Returns: list[np.ndarray] — per-cell predicted probability vectors, ordered to match adata.obs.


Analysis Modules pharost.analysis

Downstream analyses. All functions assume adata.obs[drug] already contains predicted probabilities (use load_response_prediction to populate them).

pharost.analysis.load_response_prediction

pharost.analysis.load_response_prediction(
    adata,
    drugs,
    path_template,
    add_label=False,
    label_threshold=0.5,
)

Load per-drug prediction CSVs into adata.obs.

Parameters

Parameter

Type

Description

adata

AnnData | str

AnnData object, or path to .h5ad file.

drugs

list[str]

Drug names to load.

path_template

str | callable

Per-drug path: format string with {drug} placeholder, or callable(drug) -> str.

add_label

bool

If True, also write adata.obs[f"{drug}_label"] as "Sensitive"/"Resistant".

label_threshold

float

Threshold for the Sensitive/Resistant cutoff.

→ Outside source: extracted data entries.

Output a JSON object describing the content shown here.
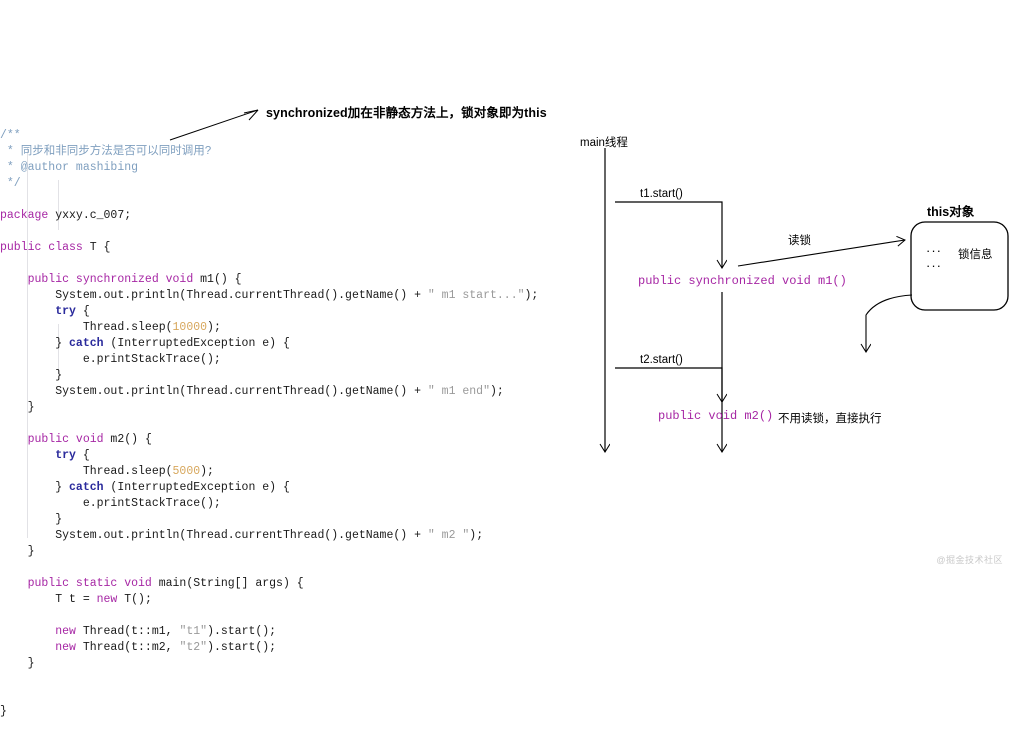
{
  "code": {
    "language": "java",
    "lines": [
      {
        "indent": 0,
        "segments": [
          {
            "t": "/**",
            "c": "cmt"
          }
        ]
      },
      {
        "indent": 0,
        "segments": [
          {
            "t": " * 同步和非同步方法是否可以同时调用?",
            "c": "cmt"
          }
        ]
      },
      {
        "indent": 0,
        "segments": [
          {
            "t": " * @author mashibing",
            "c": "cmt"
          }
        ]
      },
      {
        "indent": 0,
        "segments": [
          {
            "t": " */",
            "c": "cmt"
          }
        ]
      },
      {
        "indent": 0,
        "segments": []
      },
      {
        "indent": 0,
        "segments": [
          {
            "t": "package",
            "c": "kw"
          },
          {
            "t": " yxxy.c_007;",
            "c": "plain"
          }
        ]
      },
      {
        "indent": 0,
        "segments": []
      },
      {
        "indent": 0,
        "segments": [
          {
            "t": "public class",
            "c": "kw"
          },
          {
            "t": " T {",
            "c": "plain"
          }
        ]
      },
      {
        "indent": 0,
        "segments": []
      },
      {
        "indent": 1,
        "segments": [
          {
            "t": "public synchronized void",
            "c": "kw"
          },
          {
            "t": " m1() {",
            "c": "plain"
          }
        ]
      },
      {
        "indent": 2,
        "segments": [
          {
            "t": "System.out.println(Thread.currentThread().getName() + ",
            "c": "plain"
          },
          {
            "t": "\" m1 start...\"",
            "c": "str"
          },
          {
            "t": ");",
            "c": "plain"
          }
        ]
      },
      {
        "indent": 2,
        "segments": [
          {
            "t": "try",
            "c": "ctl"
          },
          {
            "t": " {",
            "c": "plain"
          }
        ]
      },
      {
        "indent": 3,
        "segments": [
          {
            "t": "Thread.sleep(",
            "c": "plain"
          },
          {
            "t": "10000",
            "c": "num"
          },
          {
            "t": ");",
            "c": "plain"
          }
        ]
      },
      {
        "indent": 2,
        "segments": [
          {
            "t": "} ",
            "c": "plain"
          },
          {
            "t": "catch",
            "c": "ctl"
          },
          {
            "t": " (InterruptedException e) {",
            "c": "plain"
          }
        ]
      },
      {
        "indent": 3,
        "segments": [
          {
            "t": "e.printStackTrace();",
            "c": "plain"
          }
        ]
      },
      {
        "indent": 2,
        "segments": [
          {
            "t": "}",
            "c": "plain"
          }
        ]
      },
      {
        "indent": 2,
        "segments": [
          {
            "t": "System.out.println(Thread.currentThread().getName() + ",
            "c": "plain"
          },
          {
            "t": "\" m1 end\"",
            "c": "str"
          },
          {
            "t": ");",
            "c": "plain"
          }
        ]
      },
      {
        "indent": 1,
        "segments": [
          {
            "t": "}",
            "c": "plain"
          }
        ]
      },
      {
        "indent": 0,
        "segments": []
      },
      {
        "indent": 1,
        "segments": [
          {
            "t": "public void",
            "c": "kw"
          },
          {
            "t": " m2() {",
            "c": "plain"
          }
        ]
      },
      {
        "indent": 2,
        "segments": [
          {
            "t": "try",
            "c": "ctl"
          },
          {
            "t": " {",
            "c": "plain"
          }
        ]
      },
      {
        "indent": 3,
        "segments": [
          {
            "t": "Thread.sleep(",
            "c": "plain"
          },
          {
            "t": "5000",
            "c": "num"
          },
          {
            "t": ");",
            "c": "plain"
          }
        ]
      },
      {
        "indent": 2,
        "segments": [
          {
            "t": "} ",
            "c": "plain"
          },
          {
            "t": "catch",
            "c": "ctl"
          },
          {
            "t": " (InterruptedException e) {",
            "c": "plain"
          }
        ]
      },
      {
        "indent": 3,
        "segments": [
          {
            "t": "e.printStackTrace();",
            "c": "plain"
          }
        ]
      },
      {
        "indent": 2,
        "segments": [
          {
            "t": "}",
            "c": "plain"
          }
        ]
      },
      {
        "indent": 2,
        "segments": [
          {
            "t": "System.out.println(Thread.currentThread().getName() + ",
            "c": "plain"
          },
          {
            "t": "\" m2 \"",
            "c": "str"
          },
          {
            "t": ");",
            "c": "plain"
          }
        ]
      },
      {
        "indent": 1,
        "segments": [
          {
            "t": "}",
            "c": "plain"
          }
        ]
      },
      {
        "indent": 0,
        "segments": []
      },
      {
        "indent": 1,
        "segments": [
          {
            "t": "public static void",
            "c": "kw"
          },
          {
            "t": " main(String[] args) {",
            "c": "plain"
          }
        ]
      },
      {
        "indent": 2,
        "segments": [
          {
            "t": "T t = ",
            "c": "plain"
          },
          {
            "t": "new",
            "c": "kw"
          },
          {
            "t": " T();",
            "c": "plain"
          }
        ]
      },
      {
        "indent": 0,
        "segments": []
      },
      {
        "indent": 2,
        "segments": [
          {
            "t": "new",
            "c": "kw"
          },
          {
            "t": " Thread(t::m1, ",
            "c": "plain"
          },
          {
            "t": "\"t1\"",
            "c": "str"
          },
          {
            "t": ").start();",
            "c": "plain"
          }
        ]
      },
      {
        "indent": 2,
        "segments": [
          {
            "t": "new",
            "c": "kw"
          },
          {
            "t": " Thread(t::m2, ",
            "c": "plain"
          },
          {
            "t": "\"t2\"",
            "c": "str"
          },
          {
            "t": ").start();",
            "c": "plain"
          }
        ]
      },
      {
        "indent": 1,
        "segments": [
          {
            "t": "}",
            "c": "plain"
          }
        ]
      },
      {
        "indent": 0,
        "segments": []
      },
      {
        "indent": 0,
        "segments": []
      },
      {
        "indent": 0,
        "segments": [
          {
            "t": "}",
            "c": "plain"
          }
        ]
      }
    ]
  },
  "annotation": {
    "callout_text": "synchronized加在非静态方法上，锁对象即为this"
  },
  "diagram": {
    "main_thread_label": "main线程",
    "t1_start_label": "t1.start()",
    "t2_start_label": "t2.start()",
    "m1_signature": "public synchronized void m1()",
    "m2_signature": "public void m2()",
    "read_lock_label": "读锁",
    "m2_note": "不用读锁，直接执行",
    "this_object_title": "this对象",
    "lock_info_label": "锁信息",
    "dots_top": "···",
    "dots_bottom": "···"
  },
  "watermark": {
    "text": "@掘金技术社区"
  },
  "colors": {
    "background": "#ffffff",
    "comment": "#7f9fbf",
    "keyword": "#a626a4",
    "control": "#2a2a9c",
    "number": "#d7a75c",
    "string": "#9a9a9a",
    "plain_text": "#1a1a1a",
    "diagram_stroke": "#000000",
    "watermark": "#c9c9c9"
  }
}
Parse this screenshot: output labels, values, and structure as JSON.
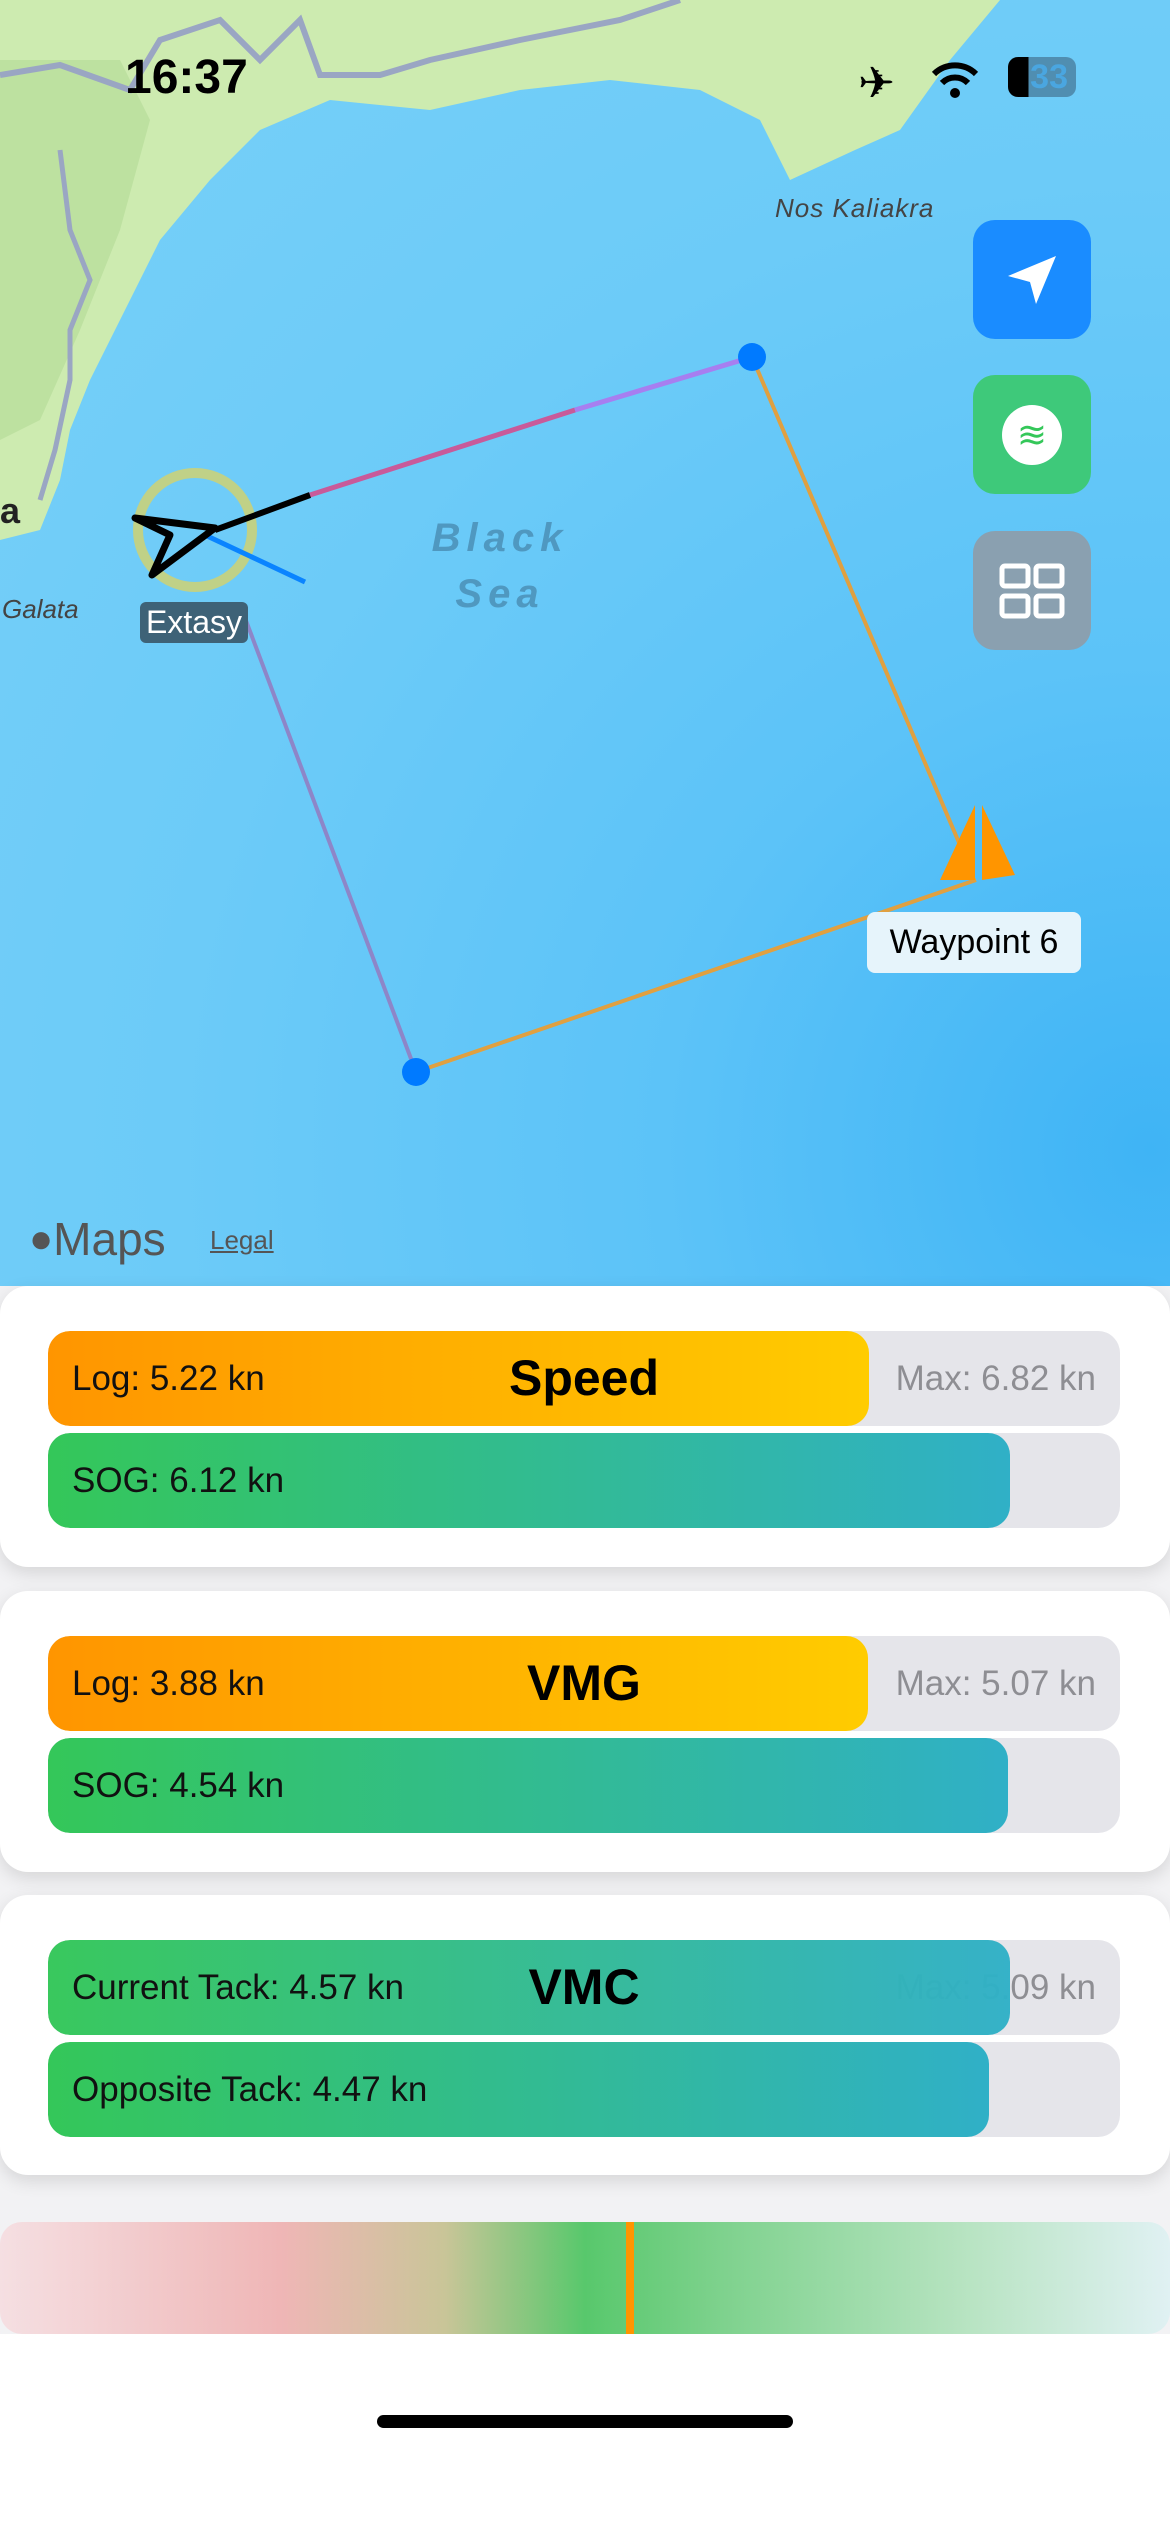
{
  "status": {
    "time": "16:37",
    "battery": "33"
  },
  "map": {
    "labels": {
      "cape": "Nos Kaliakra",
      "sea_line1": "Black",
      "sea_line2": "Sea",
      "town": "Galata",
      "edge": "a"
    },
    "vessel": "Extasy",
    "waypoint": "Waypoint 6",
    "attribution": "Maps",
    "legal": "Legal"
  },
  "buttons": {
    "locate": "location-arrow-icon",
    "wind": "wind-icon",
    "layout": "grid-icon"
  },
  "speed": {
    "title": "Speed",
    "log": "Log: 5.22 kn",
    "max": "Max: 6.82 kn",
    "sog": "SOG: 6.12 kn",
    "log_value": 5.22,
    "sog_value": 6.12,
    "max_value": 6.82
  },
  "vmg": {
    "title": "VMG",
    "log": "Log: 3.88 kn",
    "max": "Max: 5.07 kn",
    "sog": "SOG: 4.54 kn",
    "log_value": 3.88,
    "sog_value": 4.54,
    "max_value": 5.07
  },
  "vmc": {
    "title": "VMC",
    "current": "Current Tack: 4.57 kn",
    "max": "Max: 5.09 kn",
    "opposite": "Opposite Tack: 4.47 kn",
    "current_value": 4.57,
    "opposite_value": 4.47,
    "max_value": 5.09
  },
  "gauge": {
    "position_fraction": 0.535
  },
  "colors": {
    "accent_orange": "#ff9500",
    "accent_green": "#34c759",
    "route_orange": "#e0a040",
    "waypoint_blue": "#007aff"
  }
}
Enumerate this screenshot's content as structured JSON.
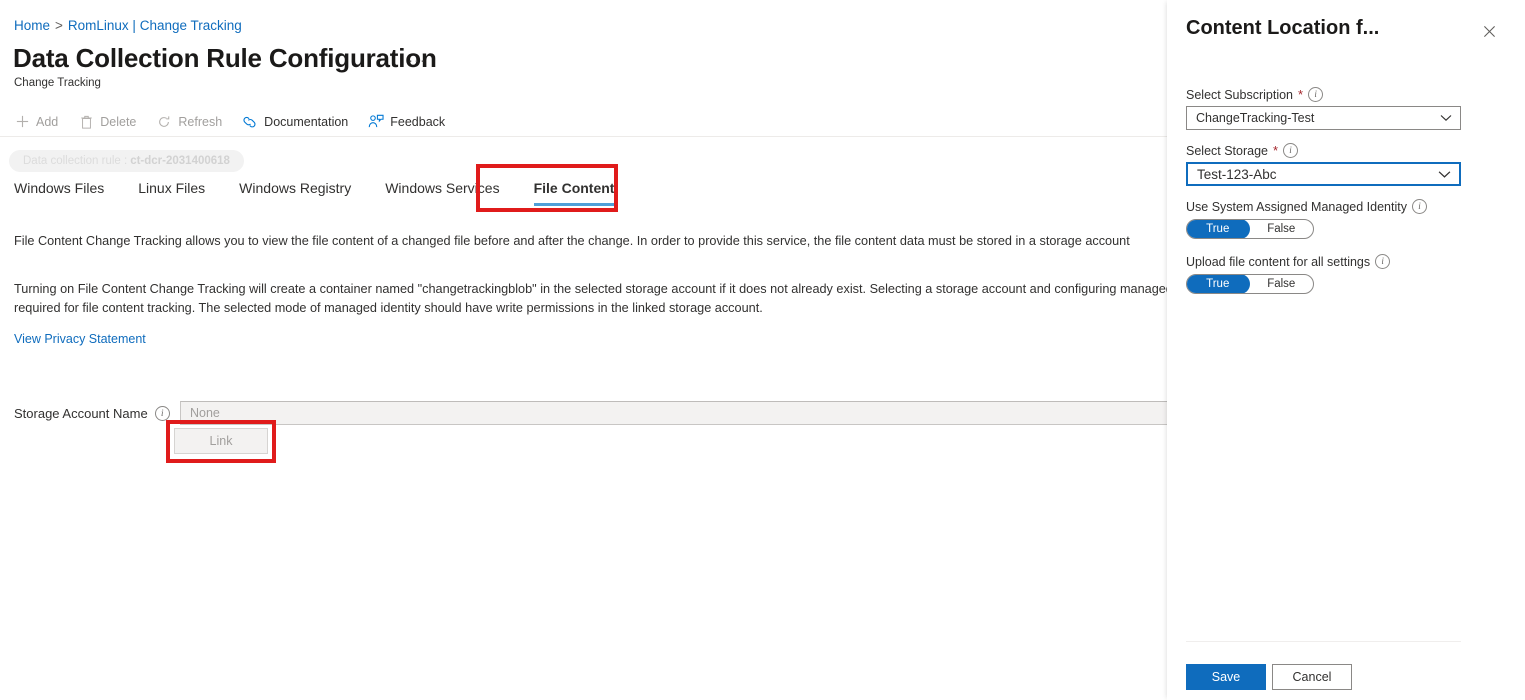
{
  "breadcrumb": {
    "home": "Home",
    "separator": ">",
    "current": "RomLinux | Change Tracking"
  },
  "header": {
    "title": "Data Collection Rule Configuration",
    "ellipsis": "···",
    "subtitle": "Change Tracking"
  },
  "command_bar": {
    "items": [
      {
        "label": "Add",
        "icon": "plus-icon",
        "enabled": false
      },
      {
        "label": "Delete",
        "icon": "trash-icon",
        "enabled": false
      },
      {
        "label": "Refresh",
        "icon": "refresh-icon",
        "enabled": false
      },
      {
        "label": "Documentation",
        "icon": "documentation-icon",
        "enabled": true
      },
      {
        "label": "Feedback",
        "icon": "feedback-icon",
        "enabled": true
      }
    ]
  },
  "scope_chip": {
    "prefix": "Data collection rule :",
    "value": "ct-dcr-2031400618"
  },
  "tabs": [
    {
      "label": "Windows Files",
      "active": false
    },
    {
      "label": "Linux Files",
      "active": false
    },
    {
      "label": "Windows Registry",
      "active": false
    },
    {
      "label": "Windows Services",
      "active": false
    },
    {
      "label": "File Content",
      "active": true
    }
  ],
  "content": {
    "paragraph_1": "File Content Change Tracking allows you to view the file content of a changed file before and after the change. In order to provide this service, the file content data must be stored in a storage account",
    "paragraph_2": "Turning on File Content Change Tracking will create a container named \"changetrackingblob\" in the selected storage account if it does not already exist. Selecting a storage account and configuring managed identity is required for file content tracking. The selected mode of managed identity should have write permissions in the linked storage account.",
    "privacy_link": "View Privacy Statement",
    "storage_account_label": "Storage Account Name",
    "storage_account_value": "None",
    "link_button": "Link"
  },
  "side_panel": {
    "title": "Content Location f...",
    "close_icon": "close-icon",
    "fields": {
      "subscription": {
        "label": "Select Subscription",
        "required": "*",
        "value": "ChangeTracking-Test"
      },
      "storage": {
        "label": "Select Storage",
        "required": "*",
        "value": "Test-123-Abc"
      },
      "managed_identity": {
        "label": "Use System Assigned Managed Identity",
        "on_label": "True",
        "off_label": "False",
        "selected": "True"
      },
      "upload_all": {
        "label": "Upload file content for all settings",
        "on_label": "True",
        "off_label": "False",
        "selected": "True"
      }
    },
    "footer": {
      "save": "Save",
      "cancel": "Cancel"
    }
  },
  "annotations": {
    "highlight_color": "#e01b1b",
    "boxes": [
      "file-content-tab",
      "link-button"
    ]
  },
  "colors": {
    "accent": "#0f6cbd",
    "tab_underline": "#4f9fd8",
    "link": "#0f6cbd",
    "required": "#a4262c"
  }
}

Returns: AnnData (in-place modified, also returned).

Example

adata = pharost.analysis.load_response_prediction(
    adata,
    drugs=['LAPATINIB', 'AFATINIB'],
    path_template=lambda d: f'BC_result/{d}/predicted_probabilities.csv',
)

pharost.analysis.plot_response_celltype_prop

pharost.analysis.plot_response_celltype_prop(
    adata,
    target_drugs,
    cell_type_col,
    save=False,
    file_format='pdf',
    sample_id=None,
    save_dir='Drug_Celltype',
    palette='tab10',
)

Bar plot of the proportion of “sensitive” cells (probability > 0.5) in each cell type, faceted by drug. Cell types with fewer than 5 cells are dropped.


pharost.analysis.drug_gene_correlation

pharost.analysis.drug_gene_correlation(
    adata,
    target_drugs,
    n_top_genes=15,
    cmap=None,
    plot=True,
    annot=False,
    save=False,
    save_dir='Gene_Drug_Corr',
    file_format='png',
    verbose=False,
)

Spearman correlation between gene expression and drug response across all cells. Computes per-drug top-n_top_genes and plots a clustered heatmap of the union.

Returns: long-form pd.DataFrame with columns Gene, Drug, Correlation.